海ちゃん

椎名さんは続々著書を出して、まるで浜崎あゆみ状態だ。
もう新刊『海ちゃん、おはよう』(朝日新聞社)が並んでいた。もちっと渇望感を煽った方がいいんでないかい?
これは私小説で、海ちゃん”というのは、主人公の長女の名前。
ざっと立ち読んだら、結婚早々デキチャッテうろたえるところから始まり、娘の誕生で次第に父親らしくなるといった話だった。

おもしろいと思ったのは、登場人物の名前の付け方。
ニュアンスやエピソードを残しつつ、ちゃんとそれらしい名前にしてある。
実際の名前が本ではこうなっていた。

ぼく:渡辺誠 (本名) → 原田勇
妻 :一枝 (いちえ) → なみえ
娘 :葉 (よう)  → 海(うみ)

一つの枝に葉がひらくという意味で名付けられた「葉ちゃん」は、波よりでっかくて元気がいい「海ちゃん」になった。うまいなあ。
そして、誕生後出張ですぐに会いに行けなかった「ぼく」は、初めて会った娘にこう言うのだ。
「おはよう、うみちゃん」
ここまで読んで、泣きそうになったから立ち読みは打ち切りだ。買うしかないかぁ。

数年前の『はるさきのへび』の中にも「海ちゃん、おはよう」と言う同名の短編があって、それも娘とぼくの話だ。
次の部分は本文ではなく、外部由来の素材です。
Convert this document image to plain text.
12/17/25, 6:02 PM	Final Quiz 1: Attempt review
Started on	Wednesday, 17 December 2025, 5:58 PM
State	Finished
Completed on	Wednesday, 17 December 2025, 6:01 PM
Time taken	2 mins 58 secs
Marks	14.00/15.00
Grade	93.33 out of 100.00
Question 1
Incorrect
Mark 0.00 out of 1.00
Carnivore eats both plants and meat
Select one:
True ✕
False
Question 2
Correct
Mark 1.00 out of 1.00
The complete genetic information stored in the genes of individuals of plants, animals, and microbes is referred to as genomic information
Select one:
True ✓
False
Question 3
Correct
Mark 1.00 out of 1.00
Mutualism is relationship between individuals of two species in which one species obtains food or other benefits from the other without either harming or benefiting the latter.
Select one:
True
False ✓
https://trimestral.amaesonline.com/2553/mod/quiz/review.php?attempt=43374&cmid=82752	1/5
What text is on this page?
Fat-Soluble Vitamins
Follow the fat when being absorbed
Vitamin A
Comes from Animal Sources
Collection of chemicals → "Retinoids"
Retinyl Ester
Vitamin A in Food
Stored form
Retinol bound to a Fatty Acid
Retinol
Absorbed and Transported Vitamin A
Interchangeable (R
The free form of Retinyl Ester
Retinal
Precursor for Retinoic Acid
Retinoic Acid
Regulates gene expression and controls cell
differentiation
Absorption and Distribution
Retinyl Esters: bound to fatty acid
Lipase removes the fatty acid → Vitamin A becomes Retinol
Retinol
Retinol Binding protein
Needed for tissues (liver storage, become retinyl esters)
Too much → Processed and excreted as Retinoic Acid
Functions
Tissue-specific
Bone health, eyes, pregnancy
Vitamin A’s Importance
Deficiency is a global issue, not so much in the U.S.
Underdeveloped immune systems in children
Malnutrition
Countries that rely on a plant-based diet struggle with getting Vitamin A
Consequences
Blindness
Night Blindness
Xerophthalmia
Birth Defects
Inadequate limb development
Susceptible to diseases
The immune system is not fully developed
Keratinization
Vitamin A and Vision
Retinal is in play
ぼくの名前も妻の名前も違うのに、娘の名前はここでも「海ちゃん」だった。
海が好きな椎名さんは、本当に海ちゃんと名づけたかったのかも知れないなあ。

「私のことをあんまり書いちゃだめ」と小さな娘に釘をさされていてたから、今こんな風に1冊の本にできるのは、きっとうれしいに違いない。